Bahnhof der Tränen - Die Grenzübergangsstelle Berlin Friedrichstrasse

Inaugurée le 6 février 1882,  la gare de la Friedrichstrasse est un axe névralgique des transports urbains berlinois pour les liaisons nord-sud et est-ouest. En effet, le quartier de la Friedrichstrasse est devenu dès la fin du 19ème siècle un centre important où se mêlent affaires, commerce et culture.  En 1901, la gare compte 31.000 voyageurs par jour. En 1923, ce chiffre passe à 54.000. Cette même année s’ achevèvent les premiers travaux d’agrandissement et de réaménagement avec la liaison de métro nord-sud. La ligne de S-Bahn nord-sud est quant à elle inaugurée partiellement en 1936, peu avant les Jeux Olympiques, après deux années de travaux.  

Après les bombardements et autres destructions de la seconde guerre mondiale, le trafic reprend progressivement, d’abord en octobre 1945 pour le réseau en surface puis huit mois plus tard est remis en service le tunnel indispensable à la liaison nord-sud. Les travaux de reconstruction s’intensifient à l’été 1948, au moment même où débute le blocus de Berlin-Ouest. Située à l’est de la ville mais empruntée par de nombreux Berlinois de l’Ouest, la gare cristallise l’affrontement idéologique entre les deux blocs.

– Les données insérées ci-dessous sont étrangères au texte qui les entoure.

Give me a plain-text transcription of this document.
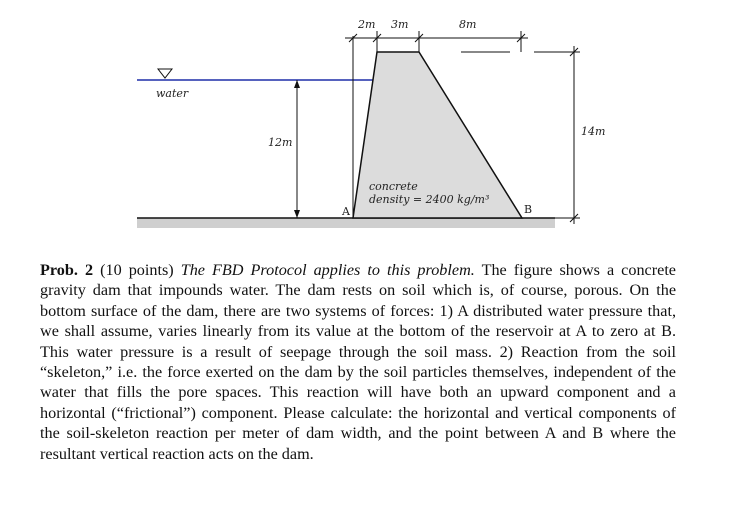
water
2m 3m	8m
14m
12m
concrete
density = 2400 kg/m³
A	B
Prob. 2 (10 points) The FBD Protocol applies to this problem. The figure shows a concrete gravity dam that impounds water. The dam rests on soil which is, of course, porous. On the bottom surface of the dam, there are two systems of forces: 1) A distributed water pressure that, we shall assume, varies linearly from its value at the bottom of the reservoir at A to zero at B. This water pressure is a result of seepage through the soil mass. 2) Reaction from the soil “skeleton,” i.e. the force exerted on the dam by the soil particles themselves, independent of the water that fills the pore spaces. This reaction will have both an upward component and a horizontal (“frictional”) component. Please calculate: the horizontal and vertical components of the soil-skeleton reaction per meter of dam width, and the point between A and B where the resultant vertical reaction acts on the dam.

Elle porte aussi la marque des premiers raidissements du régime de la RDA dont la création est officialisée en octobre 1949. Ainsi, la fresque murale de Horst Strempel, qui symbolisait le rôle des travailleurs dans la reconstruction d’un Etat allemand d’inspiration socialiste, a été cachée sous une épaisse couche de peinture au nom de la lutte contre le formalisme dans les arts.   

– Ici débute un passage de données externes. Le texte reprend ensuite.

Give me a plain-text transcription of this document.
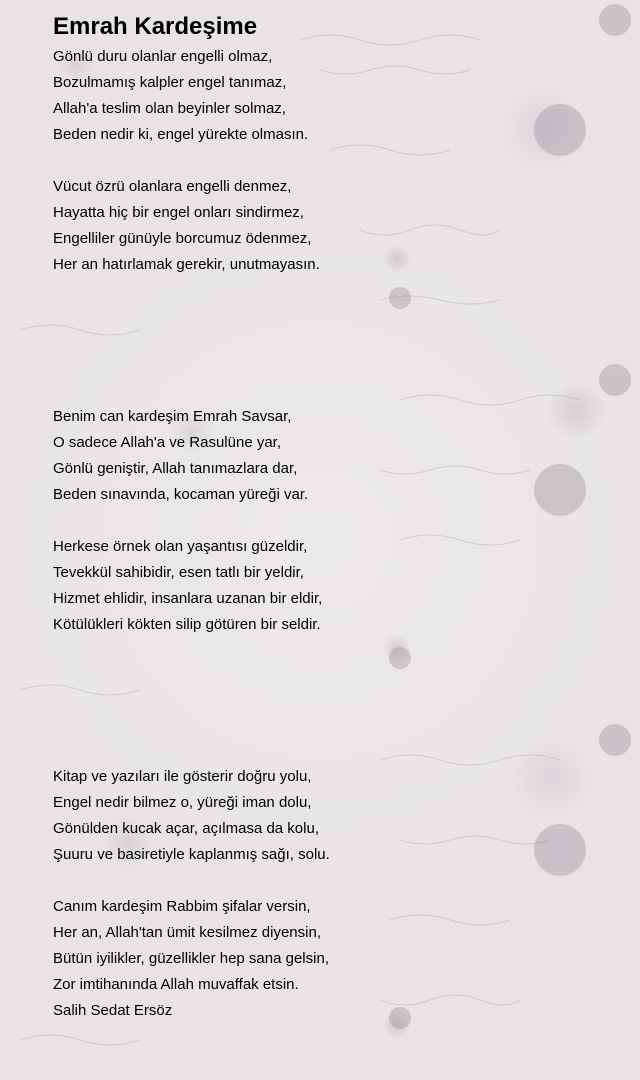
Emrah Kardeşime
Gönlü duru olanlar engelli olmaz,
Bozulmamış kalpler engel tanımaz,
Allah'a teslim olan beyinler solmaz,
Beden nedir ki, engel yürekte olmasın.
Vücut özrü olanlara engelli denmez,
Hayatta hiç bir engel onları sindirmez,
Engelliler günüyle borcumuz ödenmez,
Her an hatırlamak gerekir, unutmayasın.
Benim can kardeşim Emrah Savsar,
O sadece Allah'a ve Rasulüne yar,
Gönlü geniştir, Allah tanımazlara dar,
Beden sınavında, kocaman yüreği var.
Herkese örnek olan yaşantısı güzeldir,
Tevekkül sahibidir, esen tatlı bir yeldir,
Hizmet ehlidir, insanlara uzanan bir eldir,
Kötülükleri kökten silip götüren bir seldir.
Kitap ve yazıları ile gösterir doğru yolu,
Engel nedir bilmez o, yüreği iman dolu,
Gönülden kucak açar, açılmasa da kolu,
Şuuru ve basiretiyle kaplanmış sağı, solu.
Canım kardeşim Rabbim şifalar versin,
Her an, Allah'tan ümit kesilmez diyensin,
Bütün iyilikler, güzellikler hep sana gelsin,
Zor imtihanında Allah muvaffak etsin.
Salih Sedat Ersöz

Surtout, la gare de la Friedrichstrasse était devenue un des principaux points de passage pour les personnes ayant choisi de quitter la RDA et de s’installer en RFA.  En effet, chaque année entre 1950 et 1961, entre 150.000 et 300.000 personnes ont fui la RDA.

Après un rappel précis de l’histoire de la gare et de ses environs de son inauguration jusqu’à la construction du mur en 1961, l’auteur explique ensuite très finement comment ce lieu d’échanges et d’intersections a d’abord dû être colmaté puis réaménagé au fur et à mesure des accords de transit et de passage entre l’est et l’ouest. Après 1961, les voies de la gare ont été ainsi réorganisées : la voie A concernait les longs trajets (notamment internationaux), la voie B concernait les S-Bahn en direction de l’ouest et la voie C les S-Bahn vers l’est. Entre les voies B et C a été érigée une verrière remplacée par une installation en acier qui tenait lieu de mur dans l’enceinte de la gare.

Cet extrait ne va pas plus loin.